The year 2020 has been anything but normal. People who had stellar credit are struggling to pay the bills and put food on the table now thanks to record unemployment. Unfortunately, all of this financial struggle will likely lead to an increase in bankruptcies due to COVID-19. If you are considering that option, here’s what you need to know.
How Bankruptcy Affects Your Credit
There is no doubt about it. Bankruptcy does affect your credit negatively and for several years. However, if you’re truly in a position where you can’t pay your bills, bankruptcy may be your only option. Keep in mind, you’re not the only one going through this. The United States as a whole is seeing an increase in bankruptcies due to COVID-19.
Your Credit Score Will Drop Dramatically
Be prepared that your credit score will drop dramatically, perhaps up to 200 points. Also, it will stay very low for a few years. However, putting this in perspective is important.
Bankruptcy Drops Off Your Credit Report in Seven to 10 Years
Depending on the type of bankruptcy you file for, bankruptcy will drop off your credit score in seven to ten years. Although you may feel that you will have a low credit score forever, that’s not true. Also, a bankruptcy on your credit report may not hinder you for all that time.

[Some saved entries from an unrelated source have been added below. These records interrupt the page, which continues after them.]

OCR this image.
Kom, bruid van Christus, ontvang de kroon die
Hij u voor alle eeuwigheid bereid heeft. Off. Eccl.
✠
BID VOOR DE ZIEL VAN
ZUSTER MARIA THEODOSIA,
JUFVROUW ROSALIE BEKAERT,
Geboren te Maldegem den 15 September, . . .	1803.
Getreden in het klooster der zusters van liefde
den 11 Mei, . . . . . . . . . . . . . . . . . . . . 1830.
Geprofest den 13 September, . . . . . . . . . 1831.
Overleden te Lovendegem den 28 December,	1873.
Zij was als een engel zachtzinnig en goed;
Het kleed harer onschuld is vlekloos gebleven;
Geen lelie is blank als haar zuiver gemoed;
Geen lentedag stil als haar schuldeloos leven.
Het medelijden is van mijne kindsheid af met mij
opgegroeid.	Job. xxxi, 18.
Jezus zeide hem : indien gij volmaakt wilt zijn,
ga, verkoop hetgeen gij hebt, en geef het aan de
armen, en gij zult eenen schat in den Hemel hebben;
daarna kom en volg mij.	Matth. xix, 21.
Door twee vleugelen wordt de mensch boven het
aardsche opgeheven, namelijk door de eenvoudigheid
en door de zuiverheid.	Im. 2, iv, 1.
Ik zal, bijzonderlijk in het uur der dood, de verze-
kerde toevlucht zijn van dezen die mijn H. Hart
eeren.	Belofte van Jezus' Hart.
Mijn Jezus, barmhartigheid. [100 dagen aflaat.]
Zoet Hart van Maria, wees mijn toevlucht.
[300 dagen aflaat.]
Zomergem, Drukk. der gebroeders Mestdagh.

You Can Begin Rebuilding Your Credit Immediately
You don’t need to wait seven to 10 years to improve your credit. True, you likely won’t get traditional credit card offers and loans immediately after filing bankruptcy. However, you can get a secured credit card and begin using it responsibly. This will help you to slowly rebuild your credit.
Five Years Out You’ll Be in a Better Position
While your bankruptcy won’t drop off your credit report for seven to 10 years, as you continue to use secure credit responsibly and as you get more distance from the bankruptcy declaration, you should see your credit score slowly improve. Some people are even able to get their credit scores into the 700s again.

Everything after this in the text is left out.